Update on Fallujah Weapons

Update on Fallujah Weapons

Having had more time with the story, a few corrections seem to be in order. Apparently, neither napalm MK77 nor white phosphorus is classified as a "chemical weapon." Technically, they are "incendiary weapons," which seem to be prohibited under the Geneva Conventions, or at least using them at a risk to civilians is.

Convention on Prohibitions or Restrictions on the Use of Certain Conventional Weapons Which May Be Deemed to Be Excessively Injurious or to Have Indiscriminate Effects (with Protocols I, II and III)

Geneva, 10 October 1980

Protocol IV,

Vienna, 13 October 1995

Protocol II, as amended,

Geneva, 3 May 1996


...Protocol III on Prohibitions or Restrictions on the Use of Incendiary Weapons prohibits, in all circumstances, making the civilian population as such, individual civilians or civilian objects, the object of attack by any weapon or munition which is primarily designed to set fire to objects or to cause burn injury to persons through the action of flame, heat or a combination thereof, produced by a chemical reaction of a substance delivered on the target.


I say "seem to" because there is conflicting language on the use of incendiaries.

Even lawful weapons may be used unlawfully. Examples: rifles to shoot POWs, strafing civilians, firing on shipwrecked mariners or downed aircrews

--- Recent treaty developments
---- Conventional Weapons Convention of 1980

----- Incendiary weapons are presently legal.

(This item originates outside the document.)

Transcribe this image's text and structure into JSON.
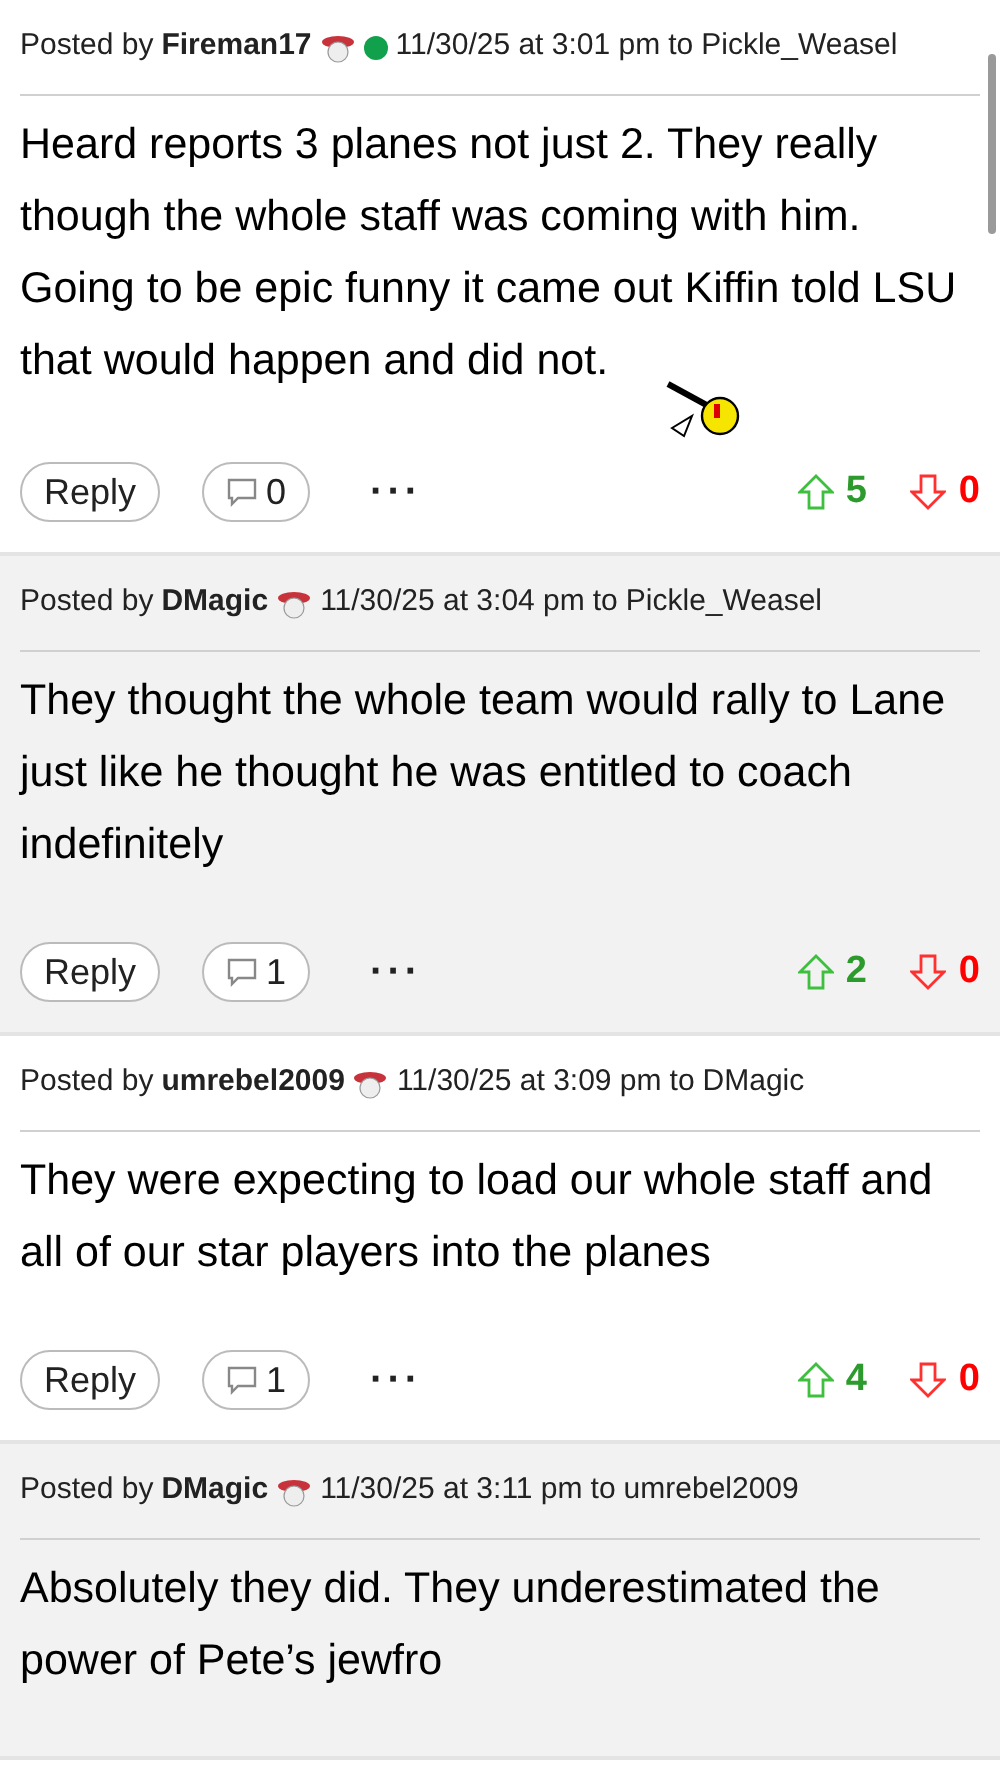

Protocol III to the Conventional Weapons Convention places restrictions upon their use in certain instances


I'm not sure how specifically they define these "certain instances," but I did find this notation:

H. If civilians are in the area, close air support (CAS), white phosphorus, and incendiary weapons are prohibited without approval from above Division level.


This indicates that incendiaries are, theoretically, limited in application, but not outright illegal. The real wiggle room, though, appears to be that the U.S. did not sign on to those protocols banning incendiary weapons; we retain the dubious distinction of being the only country to not repudiate such weaponry.

So, yes; they're prohibited under the Geneva Conventions, but we didn't adopt those protocols, so we don't have to pay attention to that part. Can't let something so "quaint" and "obsolete" interefere with 21st century warmongering, you understand. Technicality or no, the use of incendiary weapons is appalling, especially since we're the Good Guys™.

In any event, here is some more information on the use of white phosphorus and napalm light by our forces.

Despite persistent rumours of injuries among Iraqis consistent with the use of incendiary weapons such as napalm, Adam Ingram, the Defence minister, assured Labour MPs in January that US forces had not used a new generation of incendiary weapons, codenamed MK77, in Iraq.

But Mr Ingram admitted to the Labour MP Harry Cohen in a private letter obtained by The London Independent that he had inadvertently misled Parliament because he had been misinformed by the US. "The US confirmed to my officials that they had not used MK77s in Iraq at any time and this was the basis of my response to you," he told Mr Cohen. "I regret to say that I have since discovered that this is not the case and must now correct the position."


And some other interesting tie-ins: Giuliana Sgrena had been reporting on Fallujah before her kidnapping, release and subsequent attack at a U.S. checkpoint. Was this why she was attacked?